Irati (2023)

de Pedro Ginja

A mitologia basca não sobreviveu, em grande parte, com a chegada do cristianismo entre o século IV e XI d.C. O que hoje se sabe chegou através do estudo de lendas, do estudo de designações antigas ou nos escassos relatos de rituais pagãos praticados pelos bascos. Os bascos, antes do cristianismo, eram regidos pelas forças naturais (Sol, Lua, Água, Montanhas, Florestas, etc) que assumiam formas humanas. A figura mais importante deste sistema de crenças era Mari – uma divindade feminina que personifica a beleza da natureza ao qual se associava Sugaar, como o seu esposo, representando a raiva do céu, através dos trovões e dos relâmpagos. Mas não se fica por aqui pois muitos outros nomes, eventos e crenças ainda sobrevivem, até aos dias de hoje, e apesar da pequena influência real na cultura basca não deixam de ser referenciados como belíssimos contos fantásticos. Mesmo mais de 10 séculos depois.

Irati, realizado por Paul Urkijo Alijo, explora a riqueza desta mitologia com um regresso ao passado aquando do processo de reconquista da Peninsula Ibérica aos Mouros. Nele encontramos Eneko (Eneko Sagardoy), filho de um lendário combatente basco que sacrificou a vida pela sobrevivência do seu povo, e que agora retorna a casa para cumprir uma promessa ao pai. Com uma ameaça pendente sobre o seu reino, Eneko decide partir em busca de um tesouro lendário que lhe poderá dar a vantagem nesta luta desigual. Parte nesta demanda com Irati (Edurne Azkarate), uma misteriosa jovem, que guarda um terrível segredo. Conseguirá ele manter a sua promessa ao pai sem por em risco o seu reino e a sua moral?

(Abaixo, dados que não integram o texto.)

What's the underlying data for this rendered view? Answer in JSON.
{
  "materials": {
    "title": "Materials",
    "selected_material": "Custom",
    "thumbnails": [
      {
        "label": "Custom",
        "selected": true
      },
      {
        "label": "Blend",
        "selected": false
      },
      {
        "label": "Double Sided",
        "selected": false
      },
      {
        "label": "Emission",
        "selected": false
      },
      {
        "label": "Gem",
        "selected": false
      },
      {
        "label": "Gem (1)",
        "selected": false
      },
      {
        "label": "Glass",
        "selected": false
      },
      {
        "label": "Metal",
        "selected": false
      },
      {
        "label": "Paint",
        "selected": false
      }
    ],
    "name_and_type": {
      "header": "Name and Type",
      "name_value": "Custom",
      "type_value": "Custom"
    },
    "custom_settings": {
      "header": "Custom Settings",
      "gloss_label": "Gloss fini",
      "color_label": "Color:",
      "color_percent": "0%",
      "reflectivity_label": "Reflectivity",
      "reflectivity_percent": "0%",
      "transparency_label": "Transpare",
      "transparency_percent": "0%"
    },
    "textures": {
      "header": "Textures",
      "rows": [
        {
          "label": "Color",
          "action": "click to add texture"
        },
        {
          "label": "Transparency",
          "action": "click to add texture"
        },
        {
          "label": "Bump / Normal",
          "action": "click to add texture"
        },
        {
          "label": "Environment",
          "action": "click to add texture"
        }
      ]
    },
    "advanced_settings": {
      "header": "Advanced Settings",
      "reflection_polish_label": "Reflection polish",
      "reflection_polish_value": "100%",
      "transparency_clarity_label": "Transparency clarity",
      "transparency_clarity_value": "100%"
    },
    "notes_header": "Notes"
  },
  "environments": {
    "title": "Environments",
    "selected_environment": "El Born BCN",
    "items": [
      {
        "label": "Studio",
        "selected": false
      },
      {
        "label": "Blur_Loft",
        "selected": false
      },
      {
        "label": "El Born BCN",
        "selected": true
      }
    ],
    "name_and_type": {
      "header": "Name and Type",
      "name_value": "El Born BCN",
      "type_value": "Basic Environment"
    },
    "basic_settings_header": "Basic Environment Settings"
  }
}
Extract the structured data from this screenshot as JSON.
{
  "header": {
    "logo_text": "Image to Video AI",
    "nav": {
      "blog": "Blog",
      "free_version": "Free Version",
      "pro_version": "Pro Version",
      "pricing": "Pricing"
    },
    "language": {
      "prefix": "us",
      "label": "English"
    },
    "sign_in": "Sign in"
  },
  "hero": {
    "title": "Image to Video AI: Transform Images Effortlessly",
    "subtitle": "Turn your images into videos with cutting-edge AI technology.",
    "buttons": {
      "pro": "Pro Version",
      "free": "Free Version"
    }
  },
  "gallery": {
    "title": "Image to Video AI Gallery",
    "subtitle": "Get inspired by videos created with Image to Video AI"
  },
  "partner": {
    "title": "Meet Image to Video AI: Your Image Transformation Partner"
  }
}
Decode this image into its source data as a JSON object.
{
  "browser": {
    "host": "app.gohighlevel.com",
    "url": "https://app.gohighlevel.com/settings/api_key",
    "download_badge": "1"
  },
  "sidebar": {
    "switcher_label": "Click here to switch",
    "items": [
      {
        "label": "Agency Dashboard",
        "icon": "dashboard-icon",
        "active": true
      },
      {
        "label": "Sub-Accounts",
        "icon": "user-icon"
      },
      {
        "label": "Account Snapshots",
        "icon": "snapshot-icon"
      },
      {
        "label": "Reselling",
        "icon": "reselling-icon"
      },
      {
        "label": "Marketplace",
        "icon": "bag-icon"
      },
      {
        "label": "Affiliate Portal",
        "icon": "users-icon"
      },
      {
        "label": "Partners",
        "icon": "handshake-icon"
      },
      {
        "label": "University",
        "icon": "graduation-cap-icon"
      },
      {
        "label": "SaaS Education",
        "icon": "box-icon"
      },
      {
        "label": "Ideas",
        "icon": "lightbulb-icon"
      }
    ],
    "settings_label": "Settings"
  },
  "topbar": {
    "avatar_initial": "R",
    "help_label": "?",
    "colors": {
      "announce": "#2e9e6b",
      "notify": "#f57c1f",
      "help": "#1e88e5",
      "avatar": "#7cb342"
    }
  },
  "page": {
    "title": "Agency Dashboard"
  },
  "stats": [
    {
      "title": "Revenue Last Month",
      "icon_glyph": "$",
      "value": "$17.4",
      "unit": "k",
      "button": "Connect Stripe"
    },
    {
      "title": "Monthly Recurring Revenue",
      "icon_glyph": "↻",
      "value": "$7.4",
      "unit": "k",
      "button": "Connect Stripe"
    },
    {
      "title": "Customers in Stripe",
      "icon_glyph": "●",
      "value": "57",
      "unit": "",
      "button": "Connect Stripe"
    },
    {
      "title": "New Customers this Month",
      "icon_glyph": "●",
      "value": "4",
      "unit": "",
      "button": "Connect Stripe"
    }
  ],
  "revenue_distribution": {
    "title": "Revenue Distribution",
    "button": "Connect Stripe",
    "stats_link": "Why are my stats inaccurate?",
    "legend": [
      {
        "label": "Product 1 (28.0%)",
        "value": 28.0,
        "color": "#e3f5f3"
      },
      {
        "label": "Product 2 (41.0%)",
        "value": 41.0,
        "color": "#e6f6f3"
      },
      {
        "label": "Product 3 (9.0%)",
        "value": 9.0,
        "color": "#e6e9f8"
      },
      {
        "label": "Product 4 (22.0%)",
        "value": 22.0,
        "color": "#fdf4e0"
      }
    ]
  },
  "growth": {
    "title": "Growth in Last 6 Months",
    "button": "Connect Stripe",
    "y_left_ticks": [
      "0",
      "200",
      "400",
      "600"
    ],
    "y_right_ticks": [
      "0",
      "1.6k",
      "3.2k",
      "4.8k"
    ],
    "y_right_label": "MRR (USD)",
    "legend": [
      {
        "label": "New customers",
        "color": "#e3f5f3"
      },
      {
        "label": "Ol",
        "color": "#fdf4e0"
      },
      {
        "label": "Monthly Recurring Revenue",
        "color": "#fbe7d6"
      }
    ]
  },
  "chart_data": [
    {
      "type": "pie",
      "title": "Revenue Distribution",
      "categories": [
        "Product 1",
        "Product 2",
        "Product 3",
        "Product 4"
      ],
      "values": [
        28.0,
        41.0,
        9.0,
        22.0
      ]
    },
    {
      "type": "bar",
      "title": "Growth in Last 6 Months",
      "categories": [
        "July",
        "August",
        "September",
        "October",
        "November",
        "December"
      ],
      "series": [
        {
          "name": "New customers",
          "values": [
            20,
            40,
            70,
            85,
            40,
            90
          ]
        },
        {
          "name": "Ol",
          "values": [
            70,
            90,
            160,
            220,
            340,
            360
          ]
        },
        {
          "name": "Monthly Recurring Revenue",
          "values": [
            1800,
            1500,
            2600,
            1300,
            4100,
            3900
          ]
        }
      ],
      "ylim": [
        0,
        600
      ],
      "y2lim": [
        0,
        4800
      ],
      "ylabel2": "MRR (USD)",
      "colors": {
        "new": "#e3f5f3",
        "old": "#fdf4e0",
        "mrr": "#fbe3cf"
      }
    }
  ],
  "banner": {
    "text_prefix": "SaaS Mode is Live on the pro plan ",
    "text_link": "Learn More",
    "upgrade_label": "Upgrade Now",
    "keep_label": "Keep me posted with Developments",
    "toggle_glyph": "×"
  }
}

Nada nos prepara para a grandiosidade que é Irati e da riqueza desta mitologia do qual pouco ou quase nada sabemos. Somos introduzidos a esta história com a beleza e a grandiosidade da natureza, no caso em questão, do país basco mais precisamente a Floresta Iraty, que baptiza também uma das personagens principais. Ter como pano de fundo um cenário com esta sumptuosidade reveste esta produção com uma aura épica inigualável por terras europeias. O cenário natural não seria nada sem uma fotografia de qualidade elevada e Gorka Gómez Andreu tem de ser mencionado tanto em exteriores como nos interiores com um uso imaculado de luz, planos inesquecíveis e uma atmosfera de fantasia conseguida na perfeição. A inevitável e, na minha opinião, única comparação possível parece ser com a saga do Senhor dos Anéis com a qual partilha, também o género da fantasia e a afinidade com os efeitos práticos, maquilhagem e a riqueza dos adereços. Comparando os orçamentos de ambas as produções podemos mesmo afirmar que este filme faz um milagre digno de ser mencionado nos anais da história cinematográfica colocando o espectador num mundo tão real que quase lhe parecemos tocar. Os efeitos especiais estão também presentes, são de boa qualidade e usados apenas em momentos chave. Existe uma grande batalha no início da história que apesar de claramente limitada por questões orçamentais contorna as dificuldades com uma coreografia apurada, sangue a jorros, ritmo alucinante e um falso plano sequência genial, do qual apenas sei ser falso pois o realizador o admitiu em entrevista.

Talvez o seu ponto menos positivo, mas bem longe de mau, são as interpretações dos actores principais. Eneko Sagardoy é competente mas pedia-se um pouco mais de intensidade na expressão de emoções. Edune Azkarate, no papel de Irati, consegue essa intensidade com facilidade mas depois tem dificuldades nos breves momentos mais contidos da história. Nada a apontar à intensa química entre ambos, referência inevitável para Elena Uriz, como Luxa, a líder pagã cuja fisicalidade dá uma força extra à sua personagem. Kepa Errasti como Belasko, por outro lado, nunca consegue encarnar um vilão convincente em nenhum momento da história, um papel cujo casting deveria ter sido mais cuidado. Um vilão mais marcante teria, com certeza, levado esta produção para níveis ainda mais relevantes.

É inevitável um futuro namoro de Hollywood com Paul Urkijo Alijo e o revitalizar do turismo no País Basco tal é o milagre operado neste Irati. A surpreendente riqueza da mitologia basca aliada a uma história de amor recheada de tramas de vingança e um forte subtexto religioso revestem a história de uma complexidade inesperada. O clima de guerra religiosa entre o cristianismo e o paganismo é o cerne da história mas nunca caí na escolha de lados certos ou errados. Apenas se preocupa em ser verdadeiro com as suas personagens e o que as move, seja o amor, a ganância ou ambos.

Conseguir conter tudo isto em apenas 114 minutos é obra e torna este Irati essencial para fãs de fantasia e não só.